I am not a police officer. I have never wanted to be one. I recognize the job as unforgiving and tough and taxing on the human psyche. I can see why officers and ex officers are subject to higher than normal rates of divorce, suicide, and substance abuse. I can see how an “us vs. them” mentality might develop, and how that might end badly – and has – time and time again.
It is plain that there are systemic problems within a system where employees are asked to be so many things – counselor, litigator, babysitter, enforcer – and that things need to change in order to get better. Right now, we seem committed to repeating Einstein’s description of insanity. And people are dying.
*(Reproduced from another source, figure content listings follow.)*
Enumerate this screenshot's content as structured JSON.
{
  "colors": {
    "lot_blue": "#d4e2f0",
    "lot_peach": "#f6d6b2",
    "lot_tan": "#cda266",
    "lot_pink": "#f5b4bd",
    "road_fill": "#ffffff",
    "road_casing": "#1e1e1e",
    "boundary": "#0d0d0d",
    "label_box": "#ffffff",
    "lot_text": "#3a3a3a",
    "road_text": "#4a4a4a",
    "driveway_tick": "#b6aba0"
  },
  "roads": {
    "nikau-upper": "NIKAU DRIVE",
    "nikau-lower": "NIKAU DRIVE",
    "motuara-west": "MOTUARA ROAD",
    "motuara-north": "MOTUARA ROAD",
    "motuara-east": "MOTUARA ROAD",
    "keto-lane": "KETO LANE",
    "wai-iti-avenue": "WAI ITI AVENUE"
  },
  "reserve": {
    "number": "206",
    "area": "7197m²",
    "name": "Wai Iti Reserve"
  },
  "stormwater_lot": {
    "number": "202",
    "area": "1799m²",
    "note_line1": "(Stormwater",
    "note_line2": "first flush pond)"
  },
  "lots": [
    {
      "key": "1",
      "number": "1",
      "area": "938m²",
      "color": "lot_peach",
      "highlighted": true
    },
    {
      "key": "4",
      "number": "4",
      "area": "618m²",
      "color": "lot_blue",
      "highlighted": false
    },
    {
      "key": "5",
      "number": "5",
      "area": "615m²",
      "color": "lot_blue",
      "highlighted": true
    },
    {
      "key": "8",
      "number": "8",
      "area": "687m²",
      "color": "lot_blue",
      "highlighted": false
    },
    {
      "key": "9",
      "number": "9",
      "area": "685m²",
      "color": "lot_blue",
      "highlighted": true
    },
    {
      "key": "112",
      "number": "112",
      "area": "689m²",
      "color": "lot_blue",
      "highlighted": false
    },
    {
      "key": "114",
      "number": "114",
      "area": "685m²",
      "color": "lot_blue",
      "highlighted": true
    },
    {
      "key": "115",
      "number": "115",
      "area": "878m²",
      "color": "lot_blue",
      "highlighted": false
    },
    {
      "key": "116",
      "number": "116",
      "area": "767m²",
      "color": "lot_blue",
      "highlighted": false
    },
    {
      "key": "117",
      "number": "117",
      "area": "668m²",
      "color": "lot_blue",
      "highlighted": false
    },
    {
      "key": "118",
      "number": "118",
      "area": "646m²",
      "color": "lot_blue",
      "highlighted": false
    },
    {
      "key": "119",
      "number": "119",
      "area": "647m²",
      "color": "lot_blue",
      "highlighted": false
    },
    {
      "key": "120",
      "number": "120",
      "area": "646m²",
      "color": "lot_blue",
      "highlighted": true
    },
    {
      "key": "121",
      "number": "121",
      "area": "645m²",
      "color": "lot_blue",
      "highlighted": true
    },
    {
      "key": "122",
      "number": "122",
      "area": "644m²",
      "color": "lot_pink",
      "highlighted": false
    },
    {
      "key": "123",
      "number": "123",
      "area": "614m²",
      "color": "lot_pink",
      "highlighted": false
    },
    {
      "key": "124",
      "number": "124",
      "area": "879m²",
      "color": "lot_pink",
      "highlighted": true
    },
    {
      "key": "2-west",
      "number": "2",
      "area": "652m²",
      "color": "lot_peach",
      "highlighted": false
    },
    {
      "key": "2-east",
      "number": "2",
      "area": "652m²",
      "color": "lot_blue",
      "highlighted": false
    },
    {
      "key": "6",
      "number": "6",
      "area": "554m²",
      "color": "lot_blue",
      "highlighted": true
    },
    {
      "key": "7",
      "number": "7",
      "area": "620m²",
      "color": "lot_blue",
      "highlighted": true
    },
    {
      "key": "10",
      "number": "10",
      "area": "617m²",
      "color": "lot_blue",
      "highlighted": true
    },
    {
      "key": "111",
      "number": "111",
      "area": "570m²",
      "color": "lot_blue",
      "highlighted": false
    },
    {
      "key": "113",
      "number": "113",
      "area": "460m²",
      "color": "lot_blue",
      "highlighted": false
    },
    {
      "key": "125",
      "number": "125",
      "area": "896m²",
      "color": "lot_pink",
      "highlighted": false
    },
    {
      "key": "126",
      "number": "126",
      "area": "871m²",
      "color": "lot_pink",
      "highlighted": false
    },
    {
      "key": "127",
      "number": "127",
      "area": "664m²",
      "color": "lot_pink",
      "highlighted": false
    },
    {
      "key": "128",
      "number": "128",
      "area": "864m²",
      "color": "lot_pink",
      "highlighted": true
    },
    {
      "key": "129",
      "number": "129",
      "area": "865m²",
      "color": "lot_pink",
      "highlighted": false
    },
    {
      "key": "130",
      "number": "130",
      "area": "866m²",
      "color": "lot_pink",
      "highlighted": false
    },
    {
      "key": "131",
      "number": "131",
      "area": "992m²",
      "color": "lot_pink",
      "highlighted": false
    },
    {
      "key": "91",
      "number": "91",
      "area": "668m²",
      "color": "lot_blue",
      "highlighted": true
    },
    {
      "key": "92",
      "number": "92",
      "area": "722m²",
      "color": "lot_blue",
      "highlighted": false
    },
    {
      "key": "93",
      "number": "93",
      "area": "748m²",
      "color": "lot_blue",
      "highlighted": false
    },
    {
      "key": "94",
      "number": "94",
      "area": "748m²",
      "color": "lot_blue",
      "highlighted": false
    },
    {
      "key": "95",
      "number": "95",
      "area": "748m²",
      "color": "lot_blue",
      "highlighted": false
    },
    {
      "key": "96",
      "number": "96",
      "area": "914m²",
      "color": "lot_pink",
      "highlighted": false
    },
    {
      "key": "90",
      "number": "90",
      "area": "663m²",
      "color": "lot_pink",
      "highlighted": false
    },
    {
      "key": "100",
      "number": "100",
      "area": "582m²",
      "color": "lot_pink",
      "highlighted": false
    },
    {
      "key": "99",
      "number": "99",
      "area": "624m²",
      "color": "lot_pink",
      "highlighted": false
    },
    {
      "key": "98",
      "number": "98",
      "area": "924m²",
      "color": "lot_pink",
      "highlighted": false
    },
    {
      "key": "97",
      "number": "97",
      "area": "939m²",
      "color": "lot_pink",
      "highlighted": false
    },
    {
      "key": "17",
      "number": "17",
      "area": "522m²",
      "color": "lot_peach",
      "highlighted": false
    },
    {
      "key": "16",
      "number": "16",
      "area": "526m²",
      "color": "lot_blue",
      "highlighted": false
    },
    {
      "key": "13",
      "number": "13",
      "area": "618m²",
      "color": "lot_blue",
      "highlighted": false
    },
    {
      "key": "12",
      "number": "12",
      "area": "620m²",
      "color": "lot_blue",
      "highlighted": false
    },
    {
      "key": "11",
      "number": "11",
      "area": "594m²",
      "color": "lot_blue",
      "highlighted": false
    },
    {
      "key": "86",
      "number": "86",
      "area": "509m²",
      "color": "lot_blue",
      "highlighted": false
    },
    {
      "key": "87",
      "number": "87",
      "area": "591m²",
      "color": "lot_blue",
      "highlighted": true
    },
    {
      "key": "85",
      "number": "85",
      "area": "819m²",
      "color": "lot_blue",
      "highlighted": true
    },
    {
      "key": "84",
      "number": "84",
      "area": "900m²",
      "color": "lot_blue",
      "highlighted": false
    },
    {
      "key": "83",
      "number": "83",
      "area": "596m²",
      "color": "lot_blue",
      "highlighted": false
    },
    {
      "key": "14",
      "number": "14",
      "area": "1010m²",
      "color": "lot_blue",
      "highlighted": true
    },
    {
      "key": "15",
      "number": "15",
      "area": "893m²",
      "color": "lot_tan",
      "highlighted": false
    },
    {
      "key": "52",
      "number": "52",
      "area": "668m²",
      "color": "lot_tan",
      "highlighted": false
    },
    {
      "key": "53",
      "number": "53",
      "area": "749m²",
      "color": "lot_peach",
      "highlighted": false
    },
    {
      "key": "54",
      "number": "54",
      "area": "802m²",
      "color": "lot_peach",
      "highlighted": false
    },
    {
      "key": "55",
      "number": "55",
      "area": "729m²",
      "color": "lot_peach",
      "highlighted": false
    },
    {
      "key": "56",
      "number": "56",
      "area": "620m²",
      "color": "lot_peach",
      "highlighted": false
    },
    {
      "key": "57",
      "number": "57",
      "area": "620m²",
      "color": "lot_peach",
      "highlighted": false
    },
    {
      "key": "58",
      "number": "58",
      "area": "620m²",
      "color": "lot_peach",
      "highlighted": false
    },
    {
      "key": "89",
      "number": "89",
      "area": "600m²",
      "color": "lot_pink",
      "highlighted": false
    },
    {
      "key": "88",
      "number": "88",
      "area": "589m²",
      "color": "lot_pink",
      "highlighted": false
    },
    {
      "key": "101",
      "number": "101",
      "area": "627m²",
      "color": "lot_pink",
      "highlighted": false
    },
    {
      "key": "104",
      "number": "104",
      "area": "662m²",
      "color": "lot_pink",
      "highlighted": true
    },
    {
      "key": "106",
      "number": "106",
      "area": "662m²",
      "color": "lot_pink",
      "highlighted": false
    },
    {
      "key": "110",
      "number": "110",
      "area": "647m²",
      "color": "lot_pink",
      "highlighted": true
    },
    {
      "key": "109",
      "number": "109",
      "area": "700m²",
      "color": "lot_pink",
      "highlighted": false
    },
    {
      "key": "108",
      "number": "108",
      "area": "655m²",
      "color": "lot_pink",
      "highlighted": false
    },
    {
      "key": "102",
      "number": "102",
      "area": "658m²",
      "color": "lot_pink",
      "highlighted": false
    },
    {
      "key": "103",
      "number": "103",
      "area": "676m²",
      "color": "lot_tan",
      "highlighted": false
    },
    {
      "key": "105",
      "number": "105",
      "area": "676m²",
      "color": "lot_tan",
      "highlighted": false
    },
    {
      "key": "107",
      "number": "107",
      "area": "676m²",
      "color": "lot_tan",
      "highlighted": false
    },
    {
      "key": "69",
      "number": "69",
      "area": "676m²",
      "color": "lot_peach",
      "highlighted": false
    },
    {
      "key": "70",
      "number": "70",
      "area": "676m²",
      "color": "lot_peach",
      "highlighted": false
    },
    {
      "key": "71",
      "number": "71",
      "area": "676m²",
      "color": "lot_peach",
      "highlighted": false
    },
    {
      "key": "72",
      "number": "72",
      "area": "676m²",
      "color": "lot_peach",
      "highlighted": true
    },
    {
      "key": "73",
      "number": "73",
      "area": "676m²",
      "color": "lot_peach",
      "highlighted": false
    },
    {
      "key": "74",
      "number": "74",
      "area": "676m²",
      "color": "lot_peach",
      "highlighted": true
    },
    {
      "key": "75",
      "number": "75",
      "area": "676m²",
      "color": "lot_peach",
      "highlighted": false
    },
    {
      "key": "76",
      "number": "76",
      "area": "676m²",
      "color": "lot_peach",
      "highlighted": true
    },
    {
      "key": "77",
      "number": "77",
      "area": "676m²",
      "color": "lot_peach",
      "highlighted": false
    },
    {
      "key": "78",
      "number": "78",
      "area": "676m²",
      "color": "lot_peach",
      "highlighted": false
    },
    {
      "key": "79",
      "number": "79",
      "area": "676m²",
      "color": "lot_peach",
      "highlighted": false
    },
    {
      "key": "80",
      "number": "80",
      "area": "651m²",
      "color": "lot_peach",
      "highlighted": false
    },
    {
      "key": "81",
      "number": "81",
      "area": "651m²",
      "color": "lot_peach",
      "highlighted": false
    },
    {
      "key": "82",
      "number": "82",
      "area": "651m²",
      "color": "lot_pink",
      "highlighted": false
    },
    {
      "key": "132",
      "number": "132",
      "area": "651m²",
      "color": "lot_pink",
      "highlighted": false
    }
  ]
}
I am reminded of the old saying that starts “Heaven Is Where The Police Are British…” and am left to wonder if we could launch a police recruitment effort in the UK, agreeing that their officers are well mannered, well spoken, and for the most part unarmed. Understanding that we’re quite a bit bigger and more populous than our English cousins our police still dispatch our citizens by the hundreds each year while British bobbies can count the number of times they’ve had to resort to lethal force on one hand.
I have come to believe this is the result of training and practices and that adjustments need to be made if our law enforcement departments are to curtail the number of fatal shootings and other excesses we have seen develop over time. Let me be clear: I am not for defunding the police, but I am for better training and oversight, for their sake as well as for ours.